Bagaimana soda sampai ke mulut peserta dalam kondisi eksperimental yang tidak nyaman seperti itu? Sederhana: melalui selang kecil yang memungkinkan minuman untuk bepergian dari jauh.

Kekuatan merek Coca-Cola menguasai otak kita

Dan inilah yang benar-benar menakjubkan.

Para peneliti menemukan bahwa ketika orang minum Pepsi dan ketika mereka mencoba Coca-Cola, dalam otak mereka dioperasikan apa yang biasa disebut "sirkuit kesenangan". Ini merujuk pada area otak tertentu, yang bertanggung jawab atas kenikmatan yang kita alami ketika kita memaparkan diri kita pada keadaan yang sesuai dengan keinginan kita. Ini bisa menjadi minuman soda, seperti dalam kasus ini, tetapi juga dalam pengalaman yang sangat bervariasi, seperti berhubungan seks, menonton serial televisi favorit kami, membaca buku yang kami sukai, makan churro yang diisi dengan dulce de leche, atau merokok ganja.

Tetapi hal yang aneh adalah bahwa, ketika orang yang berpartisipasi dalam percobaan diberitahu tentang merek soda yang mereka minum, sesuatu yang lain terjadi, bagian otak yang lain diaktifkan..

Kali ini, itu adalah struktur yang sangat berbeda dari yang sebelumnya, yang disebut korteks prefrontal dorsolateral, dan itu terletak, kira-kira, di belakang masing-masing kuil tengkorak manusia.

Apa fungsi korteks prefrontal dorsolateral?

Nah, bagian otak ini dianggap sebagai dasar anatomis dari beberapa proses mental tingkat tinggi, tipikal manusia, termasuk pembentukan konsep dan organisasi serta pengaturan fungsi intelektual..

Menyederhanakan hal itu sedikit, ketika para peserta minum soda sambil mengabaikan merek, rangkaian kenikmatan otak menyala, dipicu oleh sensasi menyenangkan yang datang dari selera.

Tetapi ketika mereka diberi tahu merek minuman tersebut, korteks prefrontal dorsolateral juga menyala. Dengan kata lain, area otak tempat pengetahuan dan penilaian merek di-host juga diaktifkan.

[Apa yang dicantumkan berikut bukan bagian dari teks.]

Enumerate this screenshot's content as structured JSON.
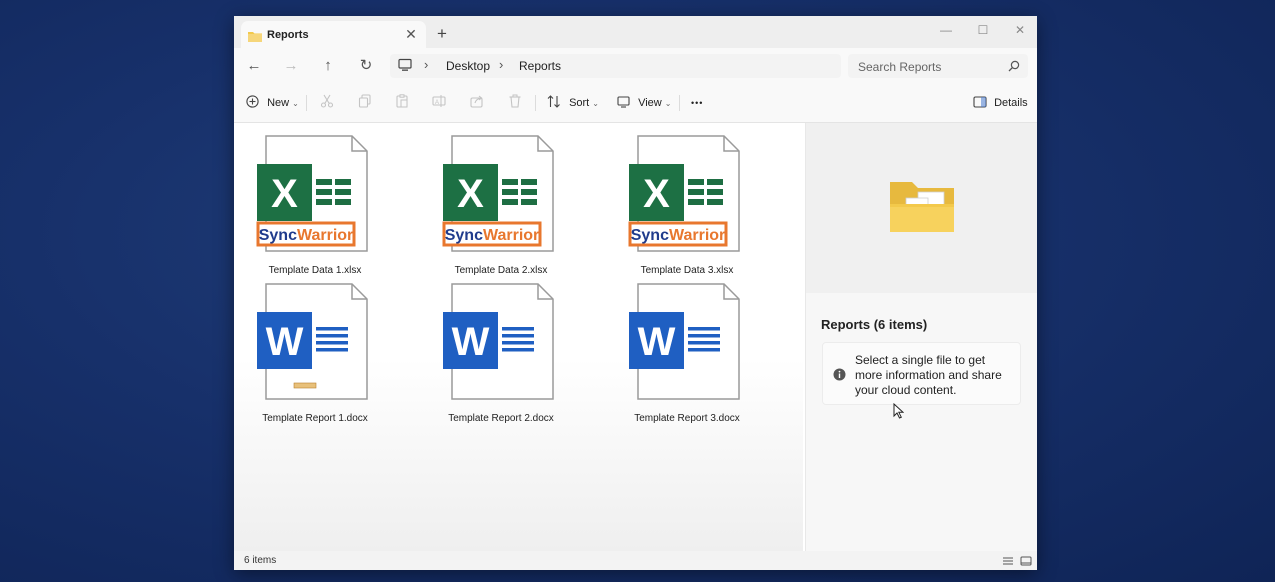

Dan di sini ada detail yang tidak kecil. Neuron dorsolateral jauh lebih sulit ketika orang minum Coca-Cola dibandingkan dengan ketika mereka minum Pepsi. Monitor resonator menunjukkan aktivitas yang jauh lebih intens ketika para peserta menyadari bahwa merek yang mereka nikmati adalah nomor satu di dunia..

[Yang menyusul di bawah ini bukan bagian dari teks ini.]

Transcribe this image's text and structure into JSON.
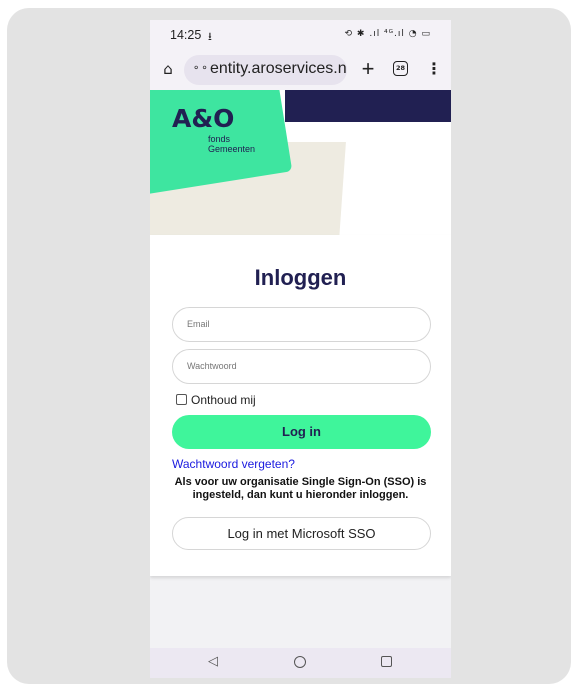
{
  "status_bar": {
    "time": "14:25",
    "download_indicator": "⭳",
    "icons": "⟲ ✱ .ıl ⁴ᴳ.ıl ◔ ▭"
  },
  "browser": {
    "url": "entity.aroservices.nl",
    "url_icon": "⚬⚬",
    "home_icon": "⌂",
    "new_tab_label": "+",
    "tab_count": "28",
    "menu_icon": "⋮"
  },
  "brand": {
    "logo_main": "A&O",
    "logo_sub_line1": "fonds",
    "logo_sub_line2": "Gemeenten",
    "colors": {
      "navy": "#212052",
      "green": "#3ee5a0",
      "button_green": "#3ff59b",
      "cream": "#eeebe1",
      "link_blue": "#1a1adf"
    }
  },
  "login": {
    "title": "Inloggen",
    "email_placeholder": "Email",
    "password_placeholder": "Wachtwoord",
    "remember_label": "Onthoud mij",
    "remember_checked": false,
    "submit_label": "Log in",
    "forgot_label": "Wachtwoord vergeten?",
    "sso_info": "Als voor uw organisatie Single Sign-On (SSO) is ingesteld, dan kunt u hieronder inloggen.",
    "sso_button_label": "Log in met Microsoft SSO"
  },
  "nav_bar": {
    "back_icon": "◁",
    "home_icon": "○",
    "recent_icon": "□"
  }
}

Dan ternyata, tepatnya, satu-satunya perbedaan dalam prosedur antara dua kampanye iklan asli adalah bahwa orang-orang Coca-Cola mengatakan kepada mereka yang datang untuk minum ke stasiun pencicipan mereka yang gelas mengandung satu dan soda lain. Apalagi wadah-wadah itu ditandai dengan logo masing-masing.

Di sisi lain, dalam "Pepsi Challenge", para peserta membuat penilaian nilai hanya berdasarkan rasa minuman yang mereka cicipi, karena mereka tidak tahu mana yang mana. Dalam hal ini, pilihan didasarkan pada tingkat kepuasan indrawi yang dialami oleh orang tersebut.

Ketika pemasaran melebihi selera

Tentang apa semua ini? Pertama, bagi kebanyakan orang, semuanya tampaknya menunjukkan bahwa Pepsi lebih enak daripada Coca-Cola.

Kedua, ketika orang tahu apa yang mereka minum, mereka lebih suka Coca-Cola, dan pilihan ini terutama didorong oleh kekuatan merek..

Tampaknya luar biasa, tetapi merek dagang sederhana dapat memiliki berat yang cukup untuk memaksakan pada jaring kenikmatan indera yang kita alami ketika kita mengkonsumsi suatu produk. Sebuah merek sederhana dapat memenangkan kesenangan berdasarkan indra, memutar keputusan kita dan mengarahkan kita untuk memilih alternatif yang menyebabkan kita kurang senang daripada yang lain.

Ketika peserta percobaan memiliki harapan bahwa mereka akan minum Coca-Cola, soda itu terasa lebih enak daripada kompetisi. Di sisi lain, ketika mereka tidak memiliki harapan untuk minum Coca-Cola, tanah dibiarkan untuk kesenangan indrawi yang nyata, bersih dan tanpa pengkondisian, hanya berdasarkan rasa, dan itulah yang jelas yang Pepsi menangkan. Mengejutkan.

Semua merek dagang memiliki nilai bagi kami. Dan nilai itu menempati tempat di otak kita. Perusahaan pemasaran mengetahui hal ini untuk waktu yang lama. Pekerjaan mereka, tepatnya, untuk menciptakan semua nilai tambah yang dimungkinkan melalui merek, yang mengarahkan produk ke posisi istimewa di benak konsumen. Instrumen yang digunakan untuk tujuan ini adalah pemboman iklan tanpa henti dengan semua cara komunikasi yang memungkinkan. Sesuatu yang diketahui dan dilakukan Coca-Cola dengan sangat baik.